Verständnis des Beta-Konjugats vor der Bayes'schen Folgerung über eine Frequenz

Es folgt ein Auszug aus Bolstads Einführung in die Bayes'sche Statistik .

Für alle Experten da draußen mag dies trivial sein, aber ich verstehe nicht, wie der Autor zu dem Schluss kommt, dass wir keine Integration durchführen müssen, um die hintere Wahrscheinlichkeit für einen Wert von zu berechnen $\pi$ . Ich verstehe den zweiten Ausdruck, der die Verhältnismäßigkeit ist und von dem alle Begriffe stammen ( Wahrscheinlichkeit x Prior) . Ich verstehe außerdem, dass wir uns keine Sorgen um den Nenner machen müssen, da nur der Zähler direkt proportional ist. Aber wenn wir zur dritten Gleichung übergehen, vergessen wir nicht den Nenner der Bayes-Regel? Wo ist es hin ? Und der von den Gammafunktionen berechnete Wert ist das nicht eine Konstante? Heben sich Konstanten im Bayes-Theorem nicht auf?

distributions bayesian beta-distribution conjugate-prior Jenna Maiz
quelle

Es gibt nur eine mögliche Konstante, nämlich die, die die Funktion zu einer Wahrscheinlichkeitsdichte macht.

Xi'an

Antworten:

Der Punkt ist, dass wir wissen, wozu der Posterior proportional ist, und dass wir die Integration nicht durchführen müssen, um den (konstanten) Nenner zu erhalten, da wir erkennen, dass eine Verteilung mit einer Wahrscheinlichkeitsdichtefunktion proportional zu (wie der hintere) ist eine Beta-Verteilung. Da die Normalisierungskonstante für ein solches Beta-PDF $x^{\alpha-1} \times (1-x)^{\beta-1}$ wir das hintere PDF ohne Integration. Und ja, die Normalisierungskonstante im Bayes-Theorem ist eine Konstante (unter Berücksichtigung der beobachteten Daten und der zuvor angenommenen) genau wie die Normalisierungskonstante für die hintere Dichte. $\frac{\Gamma(\alpha+\beta)}{\Gamma(\alpha)\Gamma(\beta)}$

Björn
quelle

Die Einrichtung

Sie haben dieses Modell: Die Dichten, für die

\begin{aligned} p & \sim beta (α, β) \\ x | p & \sim binomial (n, p) \end{aligned}

$\begin{align*} p & \, \sim \, \text{beta}(\alpha, \beta) \\ x \, | \, p & \, \sim \, \text{binomial}(n, p) \end{align*}$

f (p) = \frac{1}{B (α, β)} p^{α - 1} (1 - p)^{β - 1}

$\begin{equation*} f(p) = \frac{1}{B(\alpha, \beta)} p^{\alpha - 1} (1 - p)^{\beta - 1} \end{equation*}$

und beachten Sie insbesondere, dass

g (x | p) = (\binom{n}{x}) p^{x} (1 - p)^{n - x}

$\begin{equation*} g(x \, | \, p) = {n \choose x} p^x (1 - p)^{n - x} \end{equation*}$

\frac{1}{B (α, β)} = \frac{Γ (α + β)}{Γ (α) Γ (β)} .
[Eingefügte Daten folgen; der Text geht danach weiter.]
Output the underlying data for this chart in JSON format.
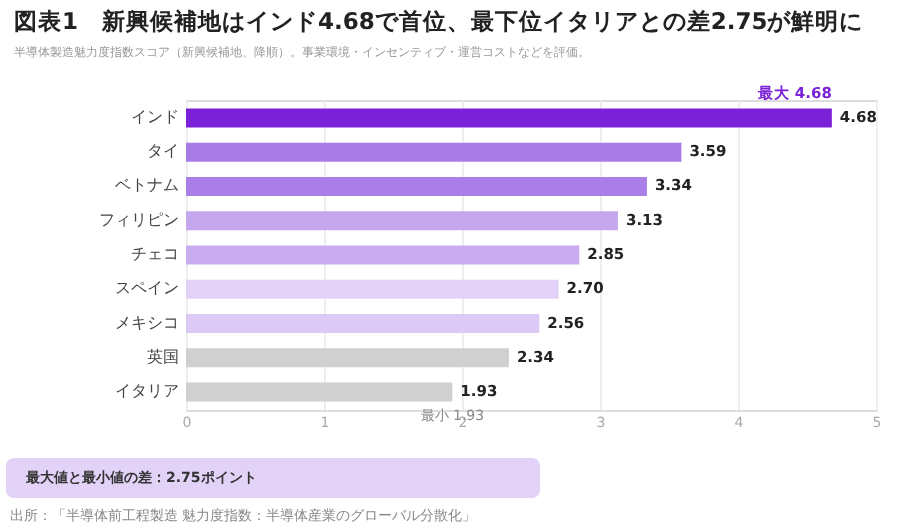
{
  "chart_data": {
    "type": "bar",
    "orientation": "horizontal",
    "title": "図表1　新興候補地はインド4.68で首位、最下位イタリアとの差2.75が鮮明に",
    "subtitle": "半導体製造魅力度指数スコア（新興候補地、降順）。事業環境・インセンティブ・運営コストなどを評価。",
    "categories": [
      "インド",
      "タイ",
      "ベトナム",
      "フィリピン",
      "チェコ",
      "スペイン",
      "メキシコ",
      "英国",
      "イタリア"
    ],
    "values": [
      4.68,
      3.59,
      3.34,
      3.13,
      2.85,
      2.7,
      2.56,
      2.34,
      1.93
    ],
    "colors": [
      "#7b22d8",
      "#a97be6",
      "#aa7ee7",
      "#c5a7ee",
      "#c9abef",
      "#e2d2f8",
      "#dcc9f6",
      "#d0d0d0",
      "#d0d0d0"
    ],
    "value_labels": [
      "4.68",
      "3.59",
      "3.34",
      "3.13",
      "2.85",
      "2.70",
      "2.56",
      "2.34",
      "1.93"
    ],
    "xlim": [
      0,
      5
    ],
    "xticks": [
      0,
      1,
      2,
      3,
      4,
      5
    ],
    "grid": "x",
    "annotations": [
      {
        "text": "最大 4.68",
        "x": 4.68,
        "y": "インド"
      },
      {
        "text": "最小 1.93",
        "x": 1.93,
        "y": "イタリア"
      },
      "最大値と最小値の差：2.75ポイント",
      "出所：「半導体前工程製造 魅力度指数：半導体産業のグローバル分散化」"
    ]
  }
}
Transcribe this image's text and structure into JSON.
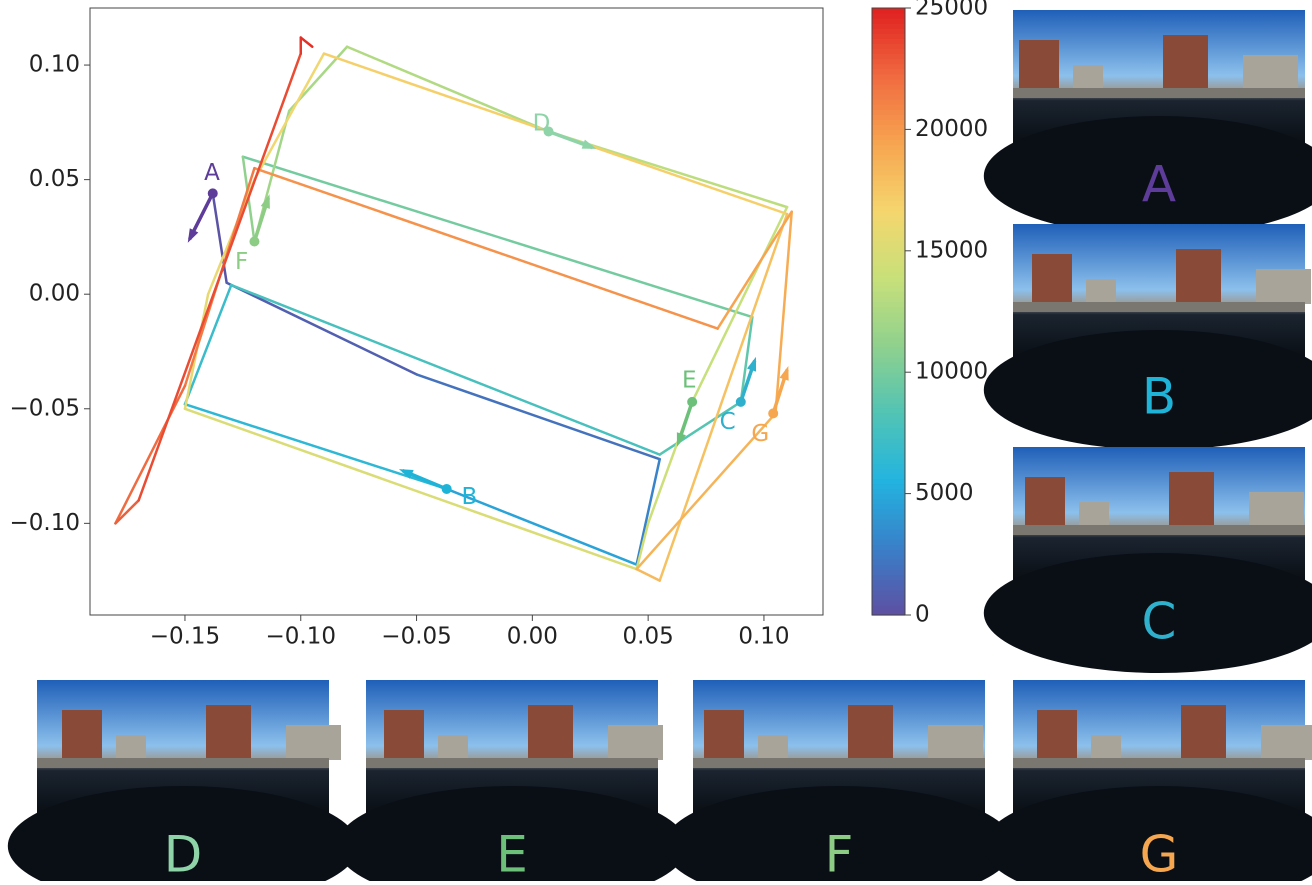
{
  "chart_data": {
    "type": "trajectory",
    "x": [
      -0.138,
      -0.132,
      -0.05,
      0.055,
      0.045,
      -0.037,
      -0.15,
      -0.13,
      0.055,
      0.09,
      0.095,
      -0.125,
      -0.12,
      -0.105,
      -0.08,
      0.007,
      0.11,
      0.069,
      0.05,
      0.045,
      -0.15,
      -0.14,
      -0.12,
      -0.09,
      0.11,
      0.055,
      0.045,
      0.105,
      0.112,
      0.08,
      -0.12,
      -0.15,
      -0.18,
      -0.17,
      -0.1,
      -0.1,
      -0.095
    ],
    "y": [
      0.044,
      0.005,
      -0.035,
      -0.072,
      -0.118,
      -0.085,
      -0.048,
      0.004,
      -0.07,
      -0.047,
      -0.01,
      0.06,
      0.023,
      0.08,
      0.108,
      0.071,
      0.038,
      -0.047,
      -0.1,
      -0.12,
      -0.05,
      0.0,
      0.05,
      0.105,
      0.035,
      -0.125,
      -0.12,
      -0.052,
      0.036,
      -0.015,
      0.055,
      -0.04,
      -0.1,
      -0.09,
      0.105,
      0.112,
      0.108
    ],
    "t": [
      0,
      500,
      1500,
      2500,
      3500,
      5800,
      6700,
      7200,
      8200,
      8700,
      9300,
      10500,
      11800,
      12200,
      12500,
      13000,
      13600,
      14000,
      14300,
      14500,
      15500,
      15800,
      16200,
      16500,
      17500,
      18200,
      18400,
      18800,
      19300,
      19700,
      21000,
      21800,
      22500,
      22700,
      24000,
      24300,
      24500
    ],
    "colormap": [
      "#5e4fa2",
      "#3a7fc8",
      "#22b4e0",
      "#52c4b4",
      "#8fd18e",
      "#c8e07a",
      "#f5d66e",
      "#f7a550",
      "#f06a40",
      "#e02020"
    ],
    "xlim": [
      -0.191,
      0.1255
    ],
    "ylim": [
      -0.14,
      0.1249
    ],
    "clim": [
      0,
      25000
    ],
    "xticks": [
      {
        "value": -0.15,
        "label": "−0.15"
      },
      {
        "value": -0.1,
        "label": "−0.10"
      },
      {
        "value": -0.05,
        "label": "−0.05"
      },
      {
        "value": 0,
        "label": "0.00"
      },
      {
        "value": 0.05,
        "label": "0.05"
      },
      {
        "value": 0.1,
        "label": "0.10"
      }
    ],
    "yticks": [
      {
        "value": -0.1,
        "label": "−0.10"
      },
      {
        "value": -0.05,
        "label": "−0.05"
      },
      {
        "value": 0,
        "label": "0.00"
      },
      {
        "value": 0.05,
        "label": "0.05"
      },
      {
        "value": 0.1,
        "label": "0.10"
      }
    ],
    "cticks": [
      0,
      5000,
      10000,
      15000,
      20000,
      25000
    ],
    "annotations": [
      {
        "label": "A",
        "color": "#5e3c99",
        "x": -0.138,
        "y": 0.044,
        "x2": -0.148,
        "y2": 0.024
      },
      {
        "label": "B",
        "color": "#1fb3d8",
        "x": -0.037,
        "y": -0.085,
        "x2": -0.056,
        "y2": -0.077
      },
      {
        "label": "C",
        "color": "#2fb0cc",
        "x": 0.09,
        "y": -0.047,
        "x2": 0.096,
        "y2": -0.029
      },
      {
        "label": "D",
        "color": "#8fd3a8",
        "x": 0.007,
        "y": 0.071,
        "x2": 0.026,
        "y2": 0.064
      },
      {
        "label": "E",
        "color": "#6cc07a",
        "x": 0.069,
        "y": -0.047,
        "x2": 0.063,
        "y2": -0.065
      },
      {
        "label": "F",
        "color": "#8ccc85",
        "x": -0.12,
        "y": 0.023,
        "x2": -0.114,
        "y2": 0.042
      },
      {
        "label": "G",
        "color": "#f5a64e",
        "x": 0.104,
        "y": -0.052,
        "x2": 0.11,
        "y2": -0.033
      }
    ]
  },
  "panels": [
    {
      "label": "A",
      "color": "#5e3c99"
    },
    {
      "label": "B",
      "color": "#1fb3d8"
    },
    {
      "label": "C",
      "color": "#2fb0cc"
    },
    {
      "label": "D",
      "color": "#8fd3a8"
    },
    {
      "label": "E",
      "color": "#6cc07a"
    },
    {
      "label": "F",
      "color": "#8ccc85"
    },
    {
      "label": "G",
      "color": "#f5a64e"
    }
  ]
}
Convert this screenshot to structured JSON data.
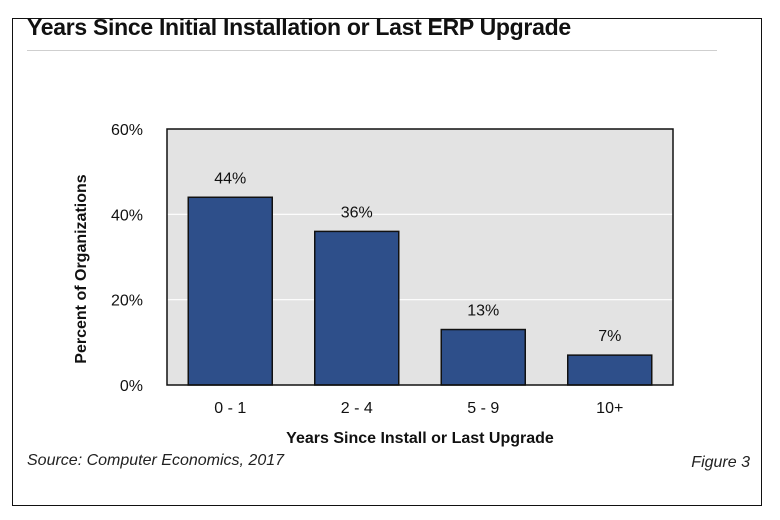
{
  "header": {
    "title": "Years Since Initial Installation or Last ERP Upgrade"
  },
  "footer": {
    "source": "Source: Computer Economics, 2017",
    "figure": "Figure 3"
  },
  "colors": {
    "bar": "#2e4f8a",
    "bar_stroke": "#111111",
    "plot_bg": "#e3e3e3",
    "gridline": "#ffffff"
  },
  "chart_data": {
    "type": "bar",
    "categories": [
      "0 - 1",
      "2 - 4",
      "5 - 9",
      "10+"
    ],
    "values": [
      44,
      36,
      13,
      7
    ],
    "data_labels": [
      "44%",
      "36%",
      "13%",
      "7%"
    ],
    "xlabel": "Years Since Install or Last Upgrade",
    "ylabel": "Percent of Organizations",
    "ylim": [
      0,
      60
    ],
    "yticks": [
      0,
      20,
      40,
      60
    ],
    "ytick_labels": [
      "0%",
      "20%",
      "40%",
      "60%"
    ],
    "grid": true,
    "legend": "none"
  }
}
$\begin{equation*} \frac{1}{B(\alpha, \beta)} = \frac{\Gamma(\alpha + \beta)}{\Gamma(\alpha)\Gamma(\beta)}. \end{equation*}$

Die implizite Version

Jetzt. Die posteriore Verteilung ist proportional zum vorherigen multipliziert mit der Wahrscheinlichkeit . Wir können Konstanten (dh Dinge, die nicht ) ignorieren und ergeben: $f$ $g$ $p$

\begin{aligned} h (p | x) & \propto f (p) g (p | x) \\ = p^{α - 1} (1 - p)^{β - 1} p^{x} p^{n - x} \\ = p^{α + x - 1} (1 - p)^{β + n - x - 1} . \end{aligned}

$\begin{align*} h(p \, | \, x) & \propto f(p) g(p \, | \, x) \\ & = p^{\alpha - 1} (1 - p)^{\beta - 1} p^x p^{n - x} \\ & = p^{\alpha + x - 1} (1 - p)^{\beta + n - x - 1}. \end{align*}$

$\alpha + x$ $\beta + n - x$ $1 / B(\alpha + x, \beta + n - x)$

\frac{1}{B (α + x, β + n - x)} = \frac{Γ (n + α + β)}{Γ (α + x) Γ (β + n - x)} .

$\begin{equation*} \frac{1}{B(\alpha + x, \beta + n - x)} = \frac{\Gamma(n + \alpha + \beta)}{\Gamma(\alpha + x)\Gamma(\beta + n - x)}. \end{equation*}$

h (p | x) = \frac{Γ (n + α + β)}{Γ (α + x) Γ (β + n - x)} p^{α + x - 1} (1 - p)^{β + n - x - 1} .

$\begin{equation*} h(p \, | \, x) = \frac{\Gamma(n + \alpha + \beta)}{\Gamma(\alpha + x)\Gamma(\beta + n - x)} p^{\alpha + x - 1} (1 - p)^{\beta + n - x - 1}. \end{equation*}$

Man kann also das Wissen über die Struktur einer Beta-Distribution nutzen, um leicht einen Ausdruck für den Seitenzahn wiederherzustellen, anstatt eine unordentliche Integration und dergleichen zu durchlaufen.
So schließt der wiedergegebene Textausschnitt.